Often the things that look the easiest are the most challenging.
Lift. Tuck. Engage. Full. Lunge. Squeeze. Stumble.
Try not to collapse in a pool of sweat and curl up into a foetal position on the floor.
Get up. Try again.
I set a couple of goals this year.
They included fitness goals like surviving my trek through Jordan without needing to be air-vacced out of the desert, building up my core strength, being able to smoothly move from a downward dog into a lunge, and do a handstand. I also had some other goals like prioritising activities that fuelled my creativity, stimulated different parts of my brain, and making an effort to be a bit kinder to myself.
I haven’t achieved all of those things. In fact, the only one I can say I have definitely succeeded in was the trek to Jordan, because I’m not currently writing this from a hospital bed in Amman. Yesterday when I went to the gym, the instructor had to correct basically every single station I went to, and my balance at yoga was so off I’m sure that a newborn llama would have been more graceful than I was.
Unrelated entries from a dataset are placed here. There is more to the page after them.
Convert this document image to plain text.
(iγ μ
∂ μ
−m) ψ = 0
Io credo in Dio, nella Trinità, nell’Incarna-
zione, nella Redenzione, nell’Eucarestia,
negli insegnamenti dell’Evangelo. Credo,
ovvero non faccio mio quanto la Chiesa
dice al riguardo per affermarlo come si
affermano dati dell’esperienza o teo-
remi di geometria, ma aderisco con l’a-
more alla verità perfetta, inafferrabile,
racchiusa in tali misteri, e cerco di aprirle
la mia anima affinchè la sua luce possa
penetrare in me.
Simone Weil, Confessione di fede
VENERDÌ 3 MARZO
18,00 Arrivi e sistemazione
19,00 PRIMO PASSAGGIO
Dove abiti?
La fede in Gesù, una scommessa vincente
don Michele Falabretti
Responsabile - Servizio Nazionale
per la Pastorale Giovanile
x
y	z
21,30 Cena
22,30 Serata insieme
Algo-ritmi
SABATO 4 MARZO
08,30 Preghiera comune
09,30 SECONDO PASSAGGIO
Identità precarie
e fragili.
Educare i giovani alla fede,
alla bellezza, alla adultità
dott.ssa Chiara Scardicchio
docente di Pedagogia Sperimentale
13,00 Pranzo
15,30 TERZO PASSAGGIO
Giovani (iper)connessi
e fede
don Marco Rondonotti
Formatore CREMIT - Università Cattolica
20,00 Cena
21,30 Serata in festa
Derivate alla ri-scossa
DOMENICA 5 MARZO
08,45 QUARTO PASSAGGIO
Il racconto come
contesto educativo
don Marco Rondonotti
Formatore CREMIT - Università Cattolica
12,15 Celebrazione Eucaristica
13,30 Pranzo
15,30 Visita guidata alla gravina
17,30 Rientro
I recently applied for a job that I really wanted, and thought I’d be good at. I got help from several friends, poured everything into the application, and thought I had a pretty good shot at getting to interview stage. But I didn’t get it. And I was pretty disappointed.
I felt like a failure, to be honest.
And I felt pathetic for being upset at being knocked back for what I’m sure was a very competitive role, and annoyed at myself for not being more resilient.
I let myself had a little teary moment in the bathroom, and then picked myself up and went to the gym. I reached out to all of the friends who had helped me and thanked them for spending their evenings reading through the fifth draft and picking out the passive language in my CV. And I had a big glass of red wine and a bowl of pasta that night whilst watching the West Wing, and although I’m not going to be the next CJ, I felt better.
I’m not big on inspirational quotes but I saw one recently that said that the people who look like overnight successes have been working their asses off for the past 10 years. My friend also told me about a brilliant Princeton academic, Johannes Haushofer, who published his ‘CV of Failures’ to give people some perspective:
“Most of what I try fails, but these failures are often invisible, while the successes are visible,” he wrote.